When the Vite dev server sits behind a reverse proxy (Caddy, nginx, etc.), the DevTools WebSocket connection fails. The proxy forwards HTTP traffic to Vite's main server port, but DevTools opens its own WebSocket server on a random port that the proxy doesn't know about.

createWsServer in packages/core/src/node/ws.ts picks the port with:

const port = options.portWebSocket ?? await getPort({ port: 7812, host, random: true })!

The client reads /.devtools/.connection.json, gets {"backend":"websocket","websocket":62480} (or whatever random port was chosen), and tries to connect directly to that port. Through the proxy, this fails silently.

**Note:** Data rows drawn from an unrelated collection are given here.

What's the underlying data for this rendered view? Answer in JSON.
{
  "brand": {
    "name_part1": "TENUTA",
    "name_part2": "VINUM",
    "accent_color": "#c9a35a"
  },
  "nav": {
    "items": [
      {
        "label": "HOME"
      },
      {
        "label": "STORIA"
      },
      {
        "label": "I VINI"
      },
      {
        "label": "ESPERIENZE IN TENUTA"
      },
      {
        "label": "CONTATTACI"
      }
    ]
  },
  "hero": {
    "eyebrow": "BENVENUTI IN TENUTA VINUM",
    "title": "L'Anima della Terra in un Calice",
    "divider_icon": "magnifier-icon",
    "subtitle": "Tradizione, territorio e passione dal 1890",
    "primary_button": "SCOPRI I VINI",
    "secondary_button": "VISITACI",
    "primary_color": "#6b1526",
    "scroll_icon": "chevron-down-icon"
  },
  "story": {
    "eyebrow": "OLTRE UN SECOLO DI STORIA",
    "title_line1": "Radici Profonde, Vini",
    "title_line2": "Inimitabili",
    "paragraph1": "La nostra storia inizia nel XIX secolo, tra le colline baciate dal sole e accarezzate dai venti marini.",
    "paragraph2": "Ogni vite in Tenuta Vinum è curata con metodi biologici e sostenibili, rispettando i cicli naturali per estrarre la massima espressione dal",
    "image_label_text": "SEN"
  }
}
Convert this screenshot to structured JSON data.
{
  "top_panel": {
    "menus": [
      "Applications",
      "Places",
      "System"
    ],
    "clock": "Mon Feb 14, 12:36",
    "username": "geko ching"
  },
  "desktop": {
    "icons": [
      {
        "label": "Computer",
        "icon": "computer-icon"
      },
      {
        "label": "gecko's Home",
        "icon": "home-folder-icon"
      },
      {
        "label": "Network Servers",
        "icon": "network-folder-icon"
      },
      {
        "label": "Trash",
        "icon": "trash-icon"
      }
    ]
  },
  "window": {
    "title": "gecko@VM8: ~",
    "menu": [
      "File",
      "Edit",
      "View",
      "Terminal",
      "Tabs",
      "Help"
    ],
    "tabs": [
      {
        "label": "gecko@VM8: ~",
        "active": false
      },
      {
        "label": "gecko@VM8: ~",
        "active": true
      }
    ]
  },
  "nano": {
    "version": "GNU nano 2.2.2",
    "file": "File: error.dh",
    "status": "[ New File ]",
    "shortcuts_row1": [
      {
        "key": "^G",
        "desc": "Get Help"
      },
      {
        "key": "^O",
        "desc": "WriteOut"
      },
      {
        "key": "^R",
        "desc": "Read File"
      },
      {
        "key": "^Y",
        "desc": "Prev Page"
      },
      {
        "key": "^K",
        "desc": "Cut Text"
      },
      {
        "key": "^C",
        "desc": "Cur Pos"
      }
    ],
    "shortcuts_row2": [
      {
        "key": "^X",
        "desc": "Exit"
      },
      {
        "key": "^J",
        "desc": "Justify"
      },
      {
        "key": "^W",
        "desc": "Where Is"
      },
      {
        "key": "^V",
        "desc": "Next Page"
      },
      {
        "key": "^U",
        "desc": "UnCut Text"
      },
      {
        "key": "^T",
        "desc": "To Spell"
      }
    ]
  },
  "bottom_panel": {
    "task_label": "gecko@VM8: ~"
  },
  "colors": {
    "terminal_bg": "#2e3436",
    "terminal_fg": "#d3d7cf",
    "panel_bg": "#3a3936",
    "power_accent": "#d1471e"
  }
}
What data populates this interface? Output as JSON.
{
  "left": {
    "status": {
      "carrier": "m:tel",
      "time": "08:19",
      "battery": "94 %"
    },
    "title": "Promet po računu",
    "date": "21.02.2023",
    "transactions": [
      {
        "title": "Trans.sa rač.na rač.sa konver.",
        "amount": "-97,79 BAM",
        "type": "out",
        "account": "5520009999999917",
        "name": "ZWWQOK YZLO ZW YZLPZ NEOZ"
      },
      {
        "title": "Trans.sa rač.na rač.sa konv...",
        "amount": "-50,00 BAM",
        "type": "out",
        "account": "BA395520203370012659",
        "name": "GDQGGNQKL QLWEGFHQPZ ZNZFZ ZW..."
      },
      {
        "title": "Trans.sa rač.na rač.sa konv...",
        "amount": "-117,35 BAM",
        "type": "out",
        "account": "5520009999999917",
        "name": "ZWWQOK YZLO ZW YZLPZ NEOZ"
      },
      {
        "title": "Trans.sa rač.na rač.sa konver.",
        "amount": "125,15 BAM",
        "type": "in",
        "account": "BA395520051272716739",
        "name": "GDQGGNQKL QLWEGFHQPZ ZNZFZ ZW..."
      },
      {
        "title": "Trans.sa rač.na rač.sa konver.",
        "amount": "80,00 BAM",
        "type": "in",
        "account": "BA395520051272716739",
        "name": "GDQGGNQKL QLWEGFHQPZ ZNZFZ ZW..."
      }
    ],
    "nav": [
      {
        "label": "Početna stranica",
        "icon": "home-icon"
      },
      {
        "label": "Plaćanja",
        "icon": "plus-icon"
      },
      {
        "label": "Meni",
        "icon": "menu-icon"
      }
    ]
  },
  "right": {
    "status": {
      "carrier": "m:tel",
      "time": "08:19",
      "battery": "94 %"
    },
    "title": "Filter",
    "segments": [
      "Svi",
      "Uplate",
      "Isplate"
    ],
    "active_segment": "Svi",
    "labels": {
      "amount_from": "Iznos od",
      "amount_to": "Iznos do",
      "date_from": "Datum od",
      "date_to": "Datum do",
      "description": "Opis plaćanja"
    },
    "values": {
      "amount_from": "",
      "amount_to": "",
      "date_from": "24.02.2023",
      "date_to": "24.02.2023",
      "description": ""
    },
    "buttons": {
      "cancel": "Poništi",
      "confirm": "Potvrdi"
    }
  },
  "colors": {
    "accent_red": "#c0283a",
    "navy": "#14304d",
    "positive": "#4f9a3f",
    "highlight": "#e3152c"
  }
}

In my local dev environment, I use caddy to help simulate HTTPS and to have a more "production like" networking experience while still having HMR and other conveniences.

Suggested solution

Add a websocketPort option to DevToolsConfig in packages/core/src/node/config.ts and wire it through to createDevToolsMiddleware.

The internal plumbing already supports it — CreateWsServerOptions already accepts portWebSocket. It's just not exposed through the config or passed by DevToolsServer in packages/core/src/node/plugins/server.ts.

The change would be:

  1. Add websocketPort?: number to DevToolsConfig
  2. Include it in normalizeDevToolsConfig
  3. In DevToolsServer.configureServer, read it from the resolved config and pass it as portWebSocket to createDevToolsMiddleware

Usage:

// vite.config.ts
export default defineConfig({
  devtools: {
    enabled: true,
    websocketPort: 7812,
  },
})

With a fixed port, users can configure their proxy to forward that port alongside Vite's main port.

Alternative

DevTools could reuse Vite's existing HMR WebSocket connection instead of opening a separate server. This would make it work behind any proxy that already supports Vite's dev server with no extra config. That's a much larger architectural change though — a config option for the port is a simpler path.

Additional context

In the meantime I have made for myself a small Vite plugin that intercepts requests to the DevTools inject script and returns an empty module when the Host header isn't localhost. This means DevTools only works on localhost — not through the proxy. Otherwise I will end up seeing Vite DevTools but would never be able to authenticate because it could never trigger an auth flow for me to see on the terminal.

As a side note:
The "Code of Conduct" link goes to a 404 but I checked it anyways.